But try this on for size. Little wizened old Southern ladies, the kind that drink super sweet ice tea and say 'Sugar' & 'Honey' to almost everyone, and then put in a slow soft drawl that's just as soft as the morning dew, only now add the most radical political outlook you've heard since facing some official Trots some years prior in University. 'Why sure Honey... everyone knows that so&so is just a frightened little boy who wants to show his puny dick around and make us all salute it like it was the damn flagpole!' I never tire of being surprised by these wonderful older ladies, some now well into their 70's & 80's. Past a certain point, you just don't give a damn how it looks to anyone, and you just want your truth heard, 'cause you've heard and put up with Plenty of official government BS by then.
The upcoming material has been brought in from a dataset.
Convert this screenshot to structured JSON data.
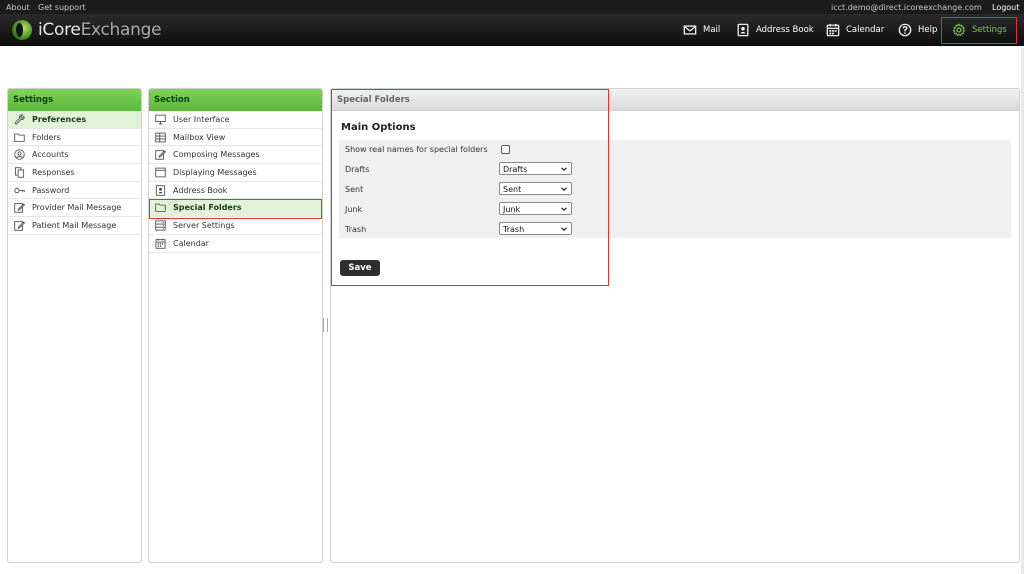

Well I recall the only writer for the AJC down in Atlanta who did not see anything special about Bill Clinton's dalliances. She brought up FDR and even Gen. Eisenhower by comparison, and in detail. Her younger sisters at the paper & elsewhere of course went into high dungeon over the entire affair, something we now know was well orchestrated to be used as a political vendetta against the Clinton's. The Press wanted him to resign. Strangely the AJC even Demanded it. This little old lady said 'Nonsense!' 'Get on with the business of running the country properly, and the rest will take care of itself.
Of course now with the suspension of Heabeus corpus, unwarranted detentions & searches, indefinite detentions, & torture brought back as an official instrument of state for the first time in our history, Bush has indeed 'restored' the kind of Male dominated/supremacist world view of 'strong' illegal acts to 'lead & strengthen' the Presidency. And it's rarely bothered many of our local & national papers. Which is one reason why I no longer buy them.
Sadly we lost that old fighting bird, Celestine Sibley almost a decade ago by now. The paper never recovered from having lost it's last true 'truth teller'.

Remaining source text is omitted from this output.